Dexamethasone is used because it does not interfere with measurement of plasma cortisol. After the Cortrosyn stimulation test is complete, hydrocortisone, 100 mg IV q8h, should be given until the test result is known.• High-dose hydrocortisone provides sufficient mineralocorticoid activity to cover for suspected primary adrenal insufficiency until diagnosis is clarified.
• Maintenance therapy in all patients requires cortisol replacement with prednisone or hydrocortisone. Most patients with primary adrenal failure also require replacement of aldosterone with fludrocortisone.
î Prednisone, 5 mg PO every morning, or hydrocortisone 10 mg Qam and 5 mg Qpm should be started. The dose is then adjusted with the goal being the lowest dose that relieves the patient's symptoms, to prevent osteoporosis and other signs of Cushing syndrome. Most patients require doses between 4.0 and 7.5 mg PO daily. Concomitant therapy with rifampin, phenytoin, or phenobarbital accelerates glucocorticoid metabolism and increases the dose requirement.
° During illness, injury, or the perioperative period, the dose of glucocorticoid must be increased. For minor illnesses, the patient should double the dose of prednisone for 2-3 days. If the illness resolves, the maintenance dose is resumed.
î Vomiting requires immediate medical attention, with IV glucocorticoid therapy and IV fluid. Patients can be given a 4-mg vial of dexamethasone to be self-administered IM for vomiting or severe illness if medical care is not immediately available.

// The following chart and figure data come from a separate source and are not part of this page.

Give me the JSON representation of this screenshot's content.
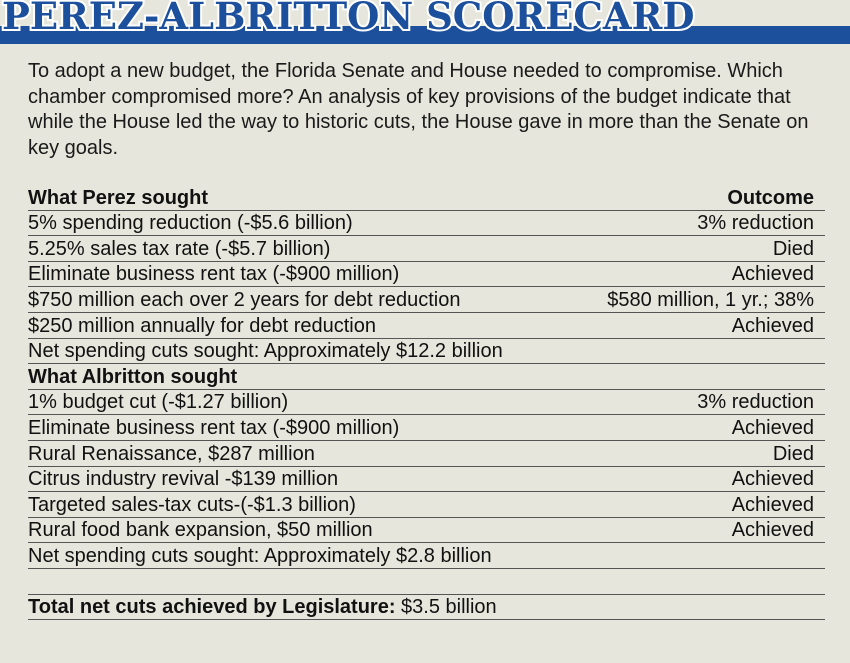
{
  "title": "PEREZ-ALBRITTON SCORECARD",
  "intro": "To adopt a new budget, the Florida Senate and House needed to compromise. Which chamber compromised more? An analysis of key provisions of the budget indicate that while the House led the way to historic cuts, the House gave in more than the Senate on key goals.",
  "header": {
    "left": "What Perez sought",
    "right": "Outcome"
  },
  "perez": [
    {
      "item": "5% spending reduction (-$5.6 billion)",
      "outcome": "3% reduction"
    },
    {
      "item": "5.25% sales tax rate (-$5.7 billion)",
      "outcome": "Died"
    },
    {
      "item": "Eliminate business rent tax (-$900 million)",
      "outcome": "Achieved"
    },
    {
      "item": "$750 million each over 2 years for debt reduction",
      "outcome": "$580 million, 1 yr.; 38%"
    },
    {
      "item": "$250 million annually for debt reduction",
      "outcome": "Achieved"
    }
  ],
  "perez_net": "Net spending cuts sought: Approximately $12.2 billion",
  "albritton_header": "What Albritton sought",
  "albritton": [
    {
      "item": "1% budget cut (-$1.27 billion)",
      "outcome": "3% reduction"
    },
    {
      "item": "Eliminate business rent tax (-$900 million)",
      "outcome": "Achieved"
    },
    {
      "item": "Rural Renaissance, $287 million",
      "outcome": "Died"
    },
    {
      "item": "Citrus industry revival -$139 million",
      "outcome": "Achieved"
    },
    {
      "item": "Targeted sales-tax cuts-(-$1.3 billion)",
      "outcome": "Achieved"
    },
    {
      "item": "Rural food bank expansion, $50 million",
      "outcome": "Achieved"
    }
  ],
  "albritton_net": "Net spending cuts sought: Approximately $2.8 billion",
  "total": {
    "label": "Total net cuts achieved by Legislature:",
    "value": " $3.5 billion"
  },
  "colors": {
    "banner_blue": "#1c4f9c",
    "background": "#e6e6dc"
  }
}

î For severe illness or injury, hydrocortisone, 50 mg IV q8h, should be given, with the dose tapered as severity of illness wanes. The same regimen is used in patients undergoing surgery, with the first dose of hydrocortisone given preoperatively. The dose can be tapered to maintenance therapy by 2-3 days after uncomplicated surgery.
• In primary adrenal failure, fludrocortisone, 0.1 mg PO daily, should be given. The dose is adjusted to maintain blood pressure (supine and standing) and serum potassium within the normal range; the usual dosage is 0.05-0.20 mg PO daily.
• Patients should be educated in management of their disease, including adjustment of prednisone dose during illness. They should also wear a medical identification tag or bracelet.